ご存知の方も多いと思いますが、一般社団法人は現在の税法では”究極の相続税対策”と言われています。税務上、一般社団法人には資産の持ち分という概念がなく、社員(=株主)に相続税がかからないからです。
表面上は資産に対する所有権が無いのですが、法人に対する支配権を握ることができるため、所有権というカタチに拘らないのであれば実質的に法人の資産を保有していることになります。
このため、一般社団法人に資産を移すと永久に相続税がかからないことになるのです。一般社団法人の制度設計時には、このような使われ方は想定されていなかった可能性が高いです。
しかし一般社団法人による相続税逃れが認められ続けると、長期的には日本から株式会社が消え去ります。このため長期に渡って放置されるはずがなく、私はいずれ逃げ道が塞がれる可能性が高いと考えました。

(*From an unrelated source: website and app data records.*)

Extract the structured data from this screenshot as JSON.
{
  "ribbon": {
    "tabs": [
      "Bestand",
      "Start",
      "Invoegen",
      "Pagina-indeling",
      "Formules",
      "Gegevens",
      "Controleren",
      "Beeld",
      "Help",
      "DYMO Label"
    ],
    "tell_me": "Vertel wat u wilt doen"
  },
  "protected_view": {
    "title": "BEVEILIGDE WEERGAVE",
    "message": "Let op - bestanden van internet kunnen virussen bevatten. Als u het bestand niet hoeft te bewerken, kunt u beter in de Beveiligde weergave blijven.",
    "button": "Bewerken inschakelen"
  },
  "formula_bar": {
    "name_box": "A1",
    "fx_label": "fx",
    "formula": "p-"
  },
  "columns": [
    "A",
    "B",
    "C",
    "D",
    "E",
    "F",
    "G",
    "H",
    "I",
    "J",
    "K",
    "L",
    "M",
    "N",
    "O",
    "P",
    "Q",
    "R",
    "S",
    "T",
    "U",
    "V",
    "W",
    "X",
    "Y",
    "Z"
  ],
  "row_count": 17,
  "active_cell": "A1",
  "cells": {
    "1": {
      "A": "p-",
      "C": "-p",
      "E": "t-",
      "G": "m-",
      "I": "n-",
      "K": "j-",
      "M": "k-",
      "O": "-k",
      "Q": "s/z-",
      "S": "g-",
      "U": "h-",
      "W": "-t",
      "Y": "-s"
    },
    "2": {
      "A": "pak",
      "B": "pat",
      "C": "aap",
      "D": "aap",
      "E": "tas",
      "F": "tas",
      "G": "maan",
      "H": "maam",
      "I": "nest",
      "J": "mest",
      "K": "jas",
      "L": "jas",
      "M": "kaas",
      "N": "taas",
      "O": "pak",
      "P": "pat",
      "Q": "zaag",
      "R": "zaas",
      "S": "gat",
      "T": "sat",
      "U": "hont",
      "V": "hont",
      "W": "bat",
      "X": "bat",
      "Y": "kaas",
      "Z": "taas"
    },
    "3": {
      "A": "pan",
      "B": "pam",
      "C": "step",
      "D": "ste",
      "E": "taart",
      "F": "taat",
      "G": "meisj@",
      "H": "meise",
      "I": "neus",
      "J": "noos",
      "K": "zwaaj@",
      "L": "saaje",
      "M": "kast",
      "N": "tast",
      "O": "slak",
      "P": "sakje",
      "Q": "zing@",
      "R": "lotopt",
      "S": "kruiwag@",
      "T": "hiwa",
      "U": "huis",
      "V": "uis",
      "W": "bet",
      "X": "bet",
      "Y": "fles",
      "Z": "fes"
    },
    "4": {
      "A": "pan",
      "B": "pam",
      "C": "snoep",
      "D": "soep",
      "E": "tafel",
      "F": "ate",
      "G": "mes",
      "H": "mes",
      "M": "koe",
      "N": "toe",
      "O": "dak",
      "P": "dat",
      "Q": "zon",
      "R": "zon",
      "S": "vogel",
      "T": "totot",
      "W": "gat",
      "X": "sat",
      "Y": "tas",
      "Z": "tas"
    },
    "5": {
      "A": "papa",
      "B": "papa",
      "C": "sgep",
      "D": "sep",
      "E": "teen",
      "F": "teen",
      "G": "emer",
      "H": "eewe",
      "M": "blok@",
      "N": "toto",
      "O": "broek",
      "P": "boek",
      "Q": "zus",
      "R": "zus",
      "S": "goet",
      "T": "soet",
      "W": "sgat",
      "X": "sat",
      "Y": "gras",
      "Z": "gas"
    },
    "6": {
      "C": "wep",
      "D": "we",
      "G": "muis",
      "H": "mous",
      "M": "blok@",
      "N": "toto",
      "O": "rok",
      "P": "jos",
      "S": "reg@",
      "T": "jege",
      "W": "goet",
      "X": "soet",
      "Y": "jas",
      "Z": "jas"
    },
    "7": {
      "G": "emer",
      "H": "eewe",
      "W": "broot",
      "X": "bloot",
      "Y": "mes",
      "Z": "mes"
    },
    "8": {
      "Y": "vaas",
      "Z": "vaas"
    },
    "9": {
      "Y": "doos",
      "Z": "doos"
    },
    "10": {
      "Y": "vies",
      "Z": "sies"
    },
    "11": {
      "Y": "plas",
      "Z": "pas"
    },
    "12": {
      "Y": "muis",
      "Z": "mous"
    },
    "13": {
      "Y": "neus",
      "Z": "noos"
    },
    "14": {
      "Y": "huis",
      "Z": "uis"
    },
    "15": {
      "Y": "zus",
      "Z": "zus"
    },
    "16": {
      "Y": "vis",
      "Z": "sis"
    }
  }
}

将来的に一般社団法人での相続対策が塞がれる可能性が高いことは、法人生命保険に対する国税庁の対応を見れば明らかです。将来の税務リスクの高さを鑑みると一般社団法人に賭けるのはリスキーだと思います。
そんなことを考えて、私は一般社団法人ではなく普通の合同会社設立に転進したのですが、タイムリーに一般社団法人についての記事が日経新聞にありました。
2013年までの2年間でそれ以前の2年間の2.4倍の約1万7000社が設立され、全国各地で一般社団法人の「設立ラッシュ」が起きているそうです。すべてとは言わないが、多くが相続税対策とのことです。
私のような泡沫でさえ知っているぐらいなので、一般社団法人の存在を知らない富裕層は少数派でしょう。そして日経新聞にまで採り上げられるぐらいですから、国税庁が対策を検討していないはずがありません。
富裕層と国税庁のいたちごっこはこれからも続くのでしょうね。